Pitts concluded, “I also think it’s undoubtedly true that Bashar al-Assad is less hated than Ghadafi, in part because he hasn’t been in power for so long -- i.e. he’s a younger generation and the successor autocrat rather than the decades-long autocrat -- but also because he comes across as more normal and (relatively) less arbitrary. The fact that unemployment in Syria (8%) is only about one-third that of Libya (25%) probably also plays a role.”

Americans who have followed the “war on terror” as waged by the George W. Bush Administration may be familiar with Syrian justice through the ordeal experienced by Maher Arar.
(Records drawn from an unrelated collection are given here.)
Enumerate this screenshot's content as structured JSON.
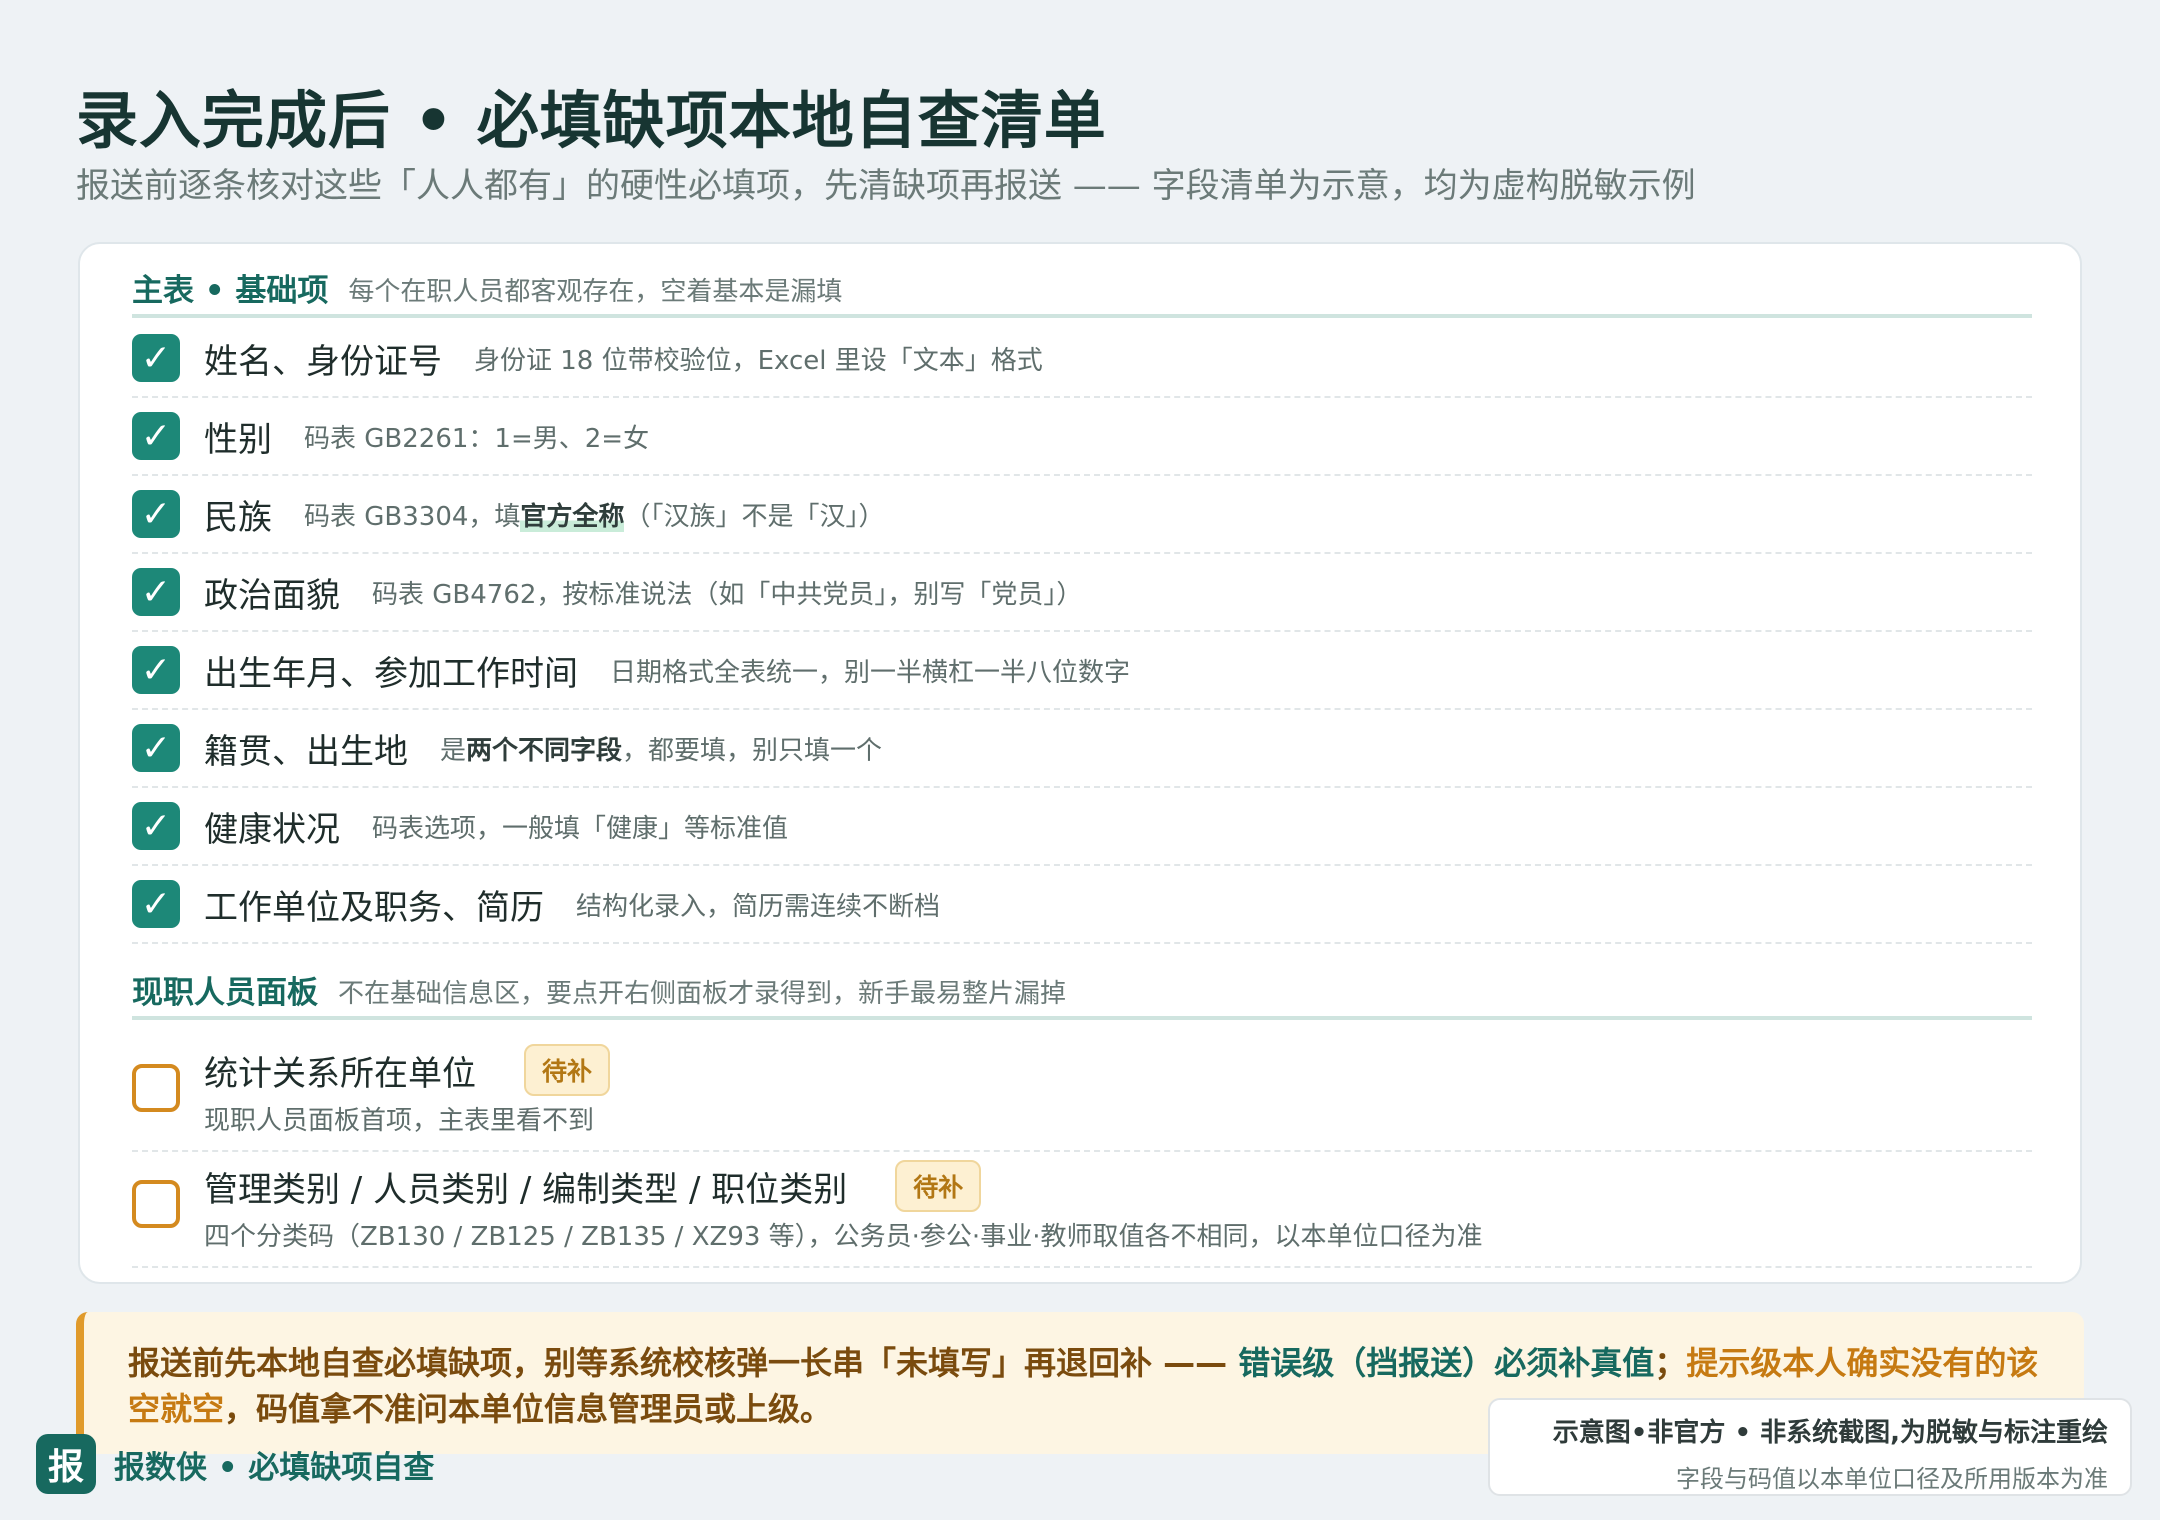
{
  "header": {
    "title": "录入完成后 • 必填缺项本地自查清单",
    "subtitle": "报送前逐条核对这些「人人都有」的硬性必填项，先清缺项再报送 —— 字段清单为示意，均为虚构脱敏示例"
  },
  "section1": {
    "title": "主表 • 基础项",
    "note": "每个在职人员都客观存在，空着基本是漏填",
    "check_glyph": "✓",
    "items": [
      {
        "label": "姓名、身份证号",
        "note": "身份证 18 位带校验位，Excel 里设「文本」格式"
      },
      {
        "label": "性别",
        "note": "码表 GB2261：1=男、2=女"
      },
      {
        "label": "民族",
        "note_pre": "码表 GB3304，填",
        "note_hl": "官方全称",
        "note_post": "（「汉族」不是「汉」）"
      },
      {
        "label": "政治面貌",
        "note": "码表 GB4762，按标准说法（如「中共党员」，别写「党员」）"
      },
      {
        "label": "出生年月、参加工作时间",
        "note": "日期格式全表统一，别一半横杠一半八位数字"
      },
      {
        "label": "籍贯、出生地",
        "note_pre": "是",
        "note_hl": "两个不同字段",
        "note_post": "，都要填，别只填一个"
      },
      {
        "label": "健康状况",
        "note": "码表选项，一般填「健康」等标准值"
      },
      {
        "label": "工作单位及职务、简历",
        "note": "结构化录入，简历需连续不断档"
      }
    ]
  },
  "section2": {
    "title": "现职人员面板",
    "note": "不在基础信息区，要点开右侧面板才录得到，新手最易整片漏掉",
    "items": [
      {
        "label": "统计关系所在单位",
        "badge": "待补",
        "note": "现职人员面板首项，主表里看不到"
      },
      {
        "label": "管理类别 / 人员类别 / 编制类型 / 职位类别",
        "badge": "待补",
        "note": "四个分类码（ZB130 / ZB125 / ZB135 / XZ93 等），公务员·参公·事业·教师取值各不相同，以本单位口径为准"
      }
    ]
  },
  "callout": {
    "part1": "报送前先本地自查必填缺项，别等系统校核弹一长串「未填写」再退回补 —— ",
    "part2": "错误级（挡报送）必须补真值",
    "part3": "；",
    "part4": "提示级本人确实没有的该空就空",
    "part5": "，码值拿不准问本单位信息管理员或上级。"
  },
  "brand": {
    "icon_char": "报",
    "name": "报数侠 • 必填缺项自查"
  },
  "disclaimer": {
    "line1": "示意图•非官方 • 非系统截图,为脱敏与标注重绘",
    "line2": "字段与码值以本单位口径及所用版本为准"
  },
  "colors": {
    "accent": "#17695f",
    "check_fill": "#1d8878",
    "pending_border": "#d48a1f",
    "callout_bg": "#fdf5e3"
  },
  "icons": {
    "checked": "checkbox-checked-icon",
    "unchecked": "checkbox-empty-icon"
  }
}
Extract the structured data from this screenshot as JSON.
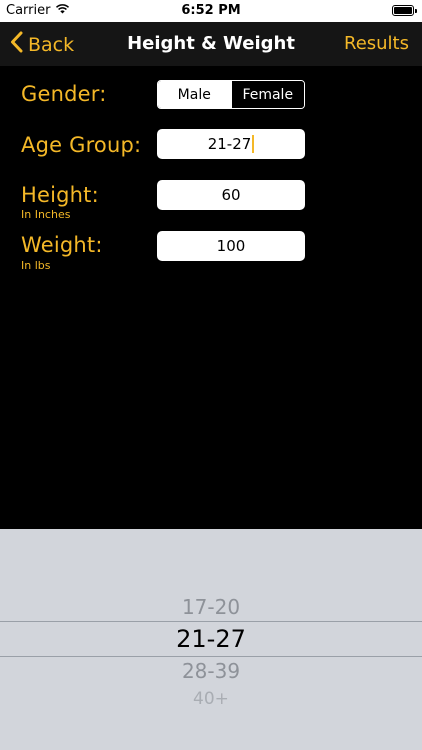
{
  "status_bar": {
    "carrier": "Carrier",
    "time": "6:52 PM",
    "battery_level": 1.0
  },
  "nav": {
    "back_label": "Back",
    "title": "Height & Weight",
    "results_label": "Results"
  },
  "form": {
    "gender": {
      "label": "Gender:",
      "options": [
        "Male",
        "Female"
      ],
      "selected": "Male"
    },
    "age_group": {
      "label": "Age Group:",
      "value": "21-27"
    },
    "height": {
      "label": "Height:",
      "sublabel": "In Inches",
      "value": "60"
    },
    "weight": {
      "label": "Weight:",
      "sublabel": "In lbs",
      "value": "100"
    }
  },
  "picker": {
    "options": [
      "17-20",
      "21-27",
      "28-39",
      "40+"
    ],
    "selected": "21-27"
  },
  "colors": {
    "accent": "#f4b828",
    "background": "#000000",
    "nav_background": "#151515",
    "picker_background": "#d2d5db"
  },
  "icons": {
    "back": "chevron-left-icon",
    "wifi": "wifi-icon",
    "battery": "battery-icon"
  }
}
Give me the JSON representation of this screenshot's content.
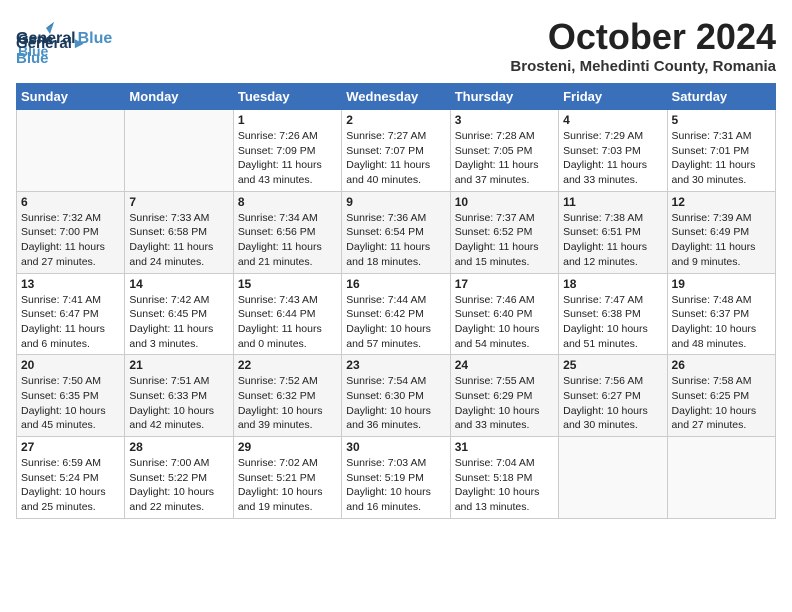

Arar, a Canadian citizen of Syrian origin who was detained at Kennedy Airport in New York in September 2002, held in detention for two weeks, flown to Jordan, and then driven to Syria, where he was detained for ten months and, he says, tortured repeatedly.

It appears that Arar had been named by two other Canadians, `Abdullah al-Malki, of Syrian origin, and Ahmad al-Maati, of Egyptian origin, whom Syrian intelligence agents reportedly interrogated and tortured earlier in 2002. All three were eventually released without ever being charged with a criminal offense.

The Canadian Government convened a blue-ribbon inquiry into the circumstances of Arar’s “rendition” to Syria, determined that it had been guilty of providing false intelligence to U.S. authorities. The head of the Canadian Royal Mounted Police was forced to resign his post. The Canadian government apologized to Arar and awarded him a settlement of approximately $10 million.

1 comment:

  1. Thanks for taking the time to research & write this. In January I happened to choose Syria as the destination for my vacation in April, bought plane tickets, and am now focusing on Syria as I follow all the news of the protests & uprisings in the Middle East.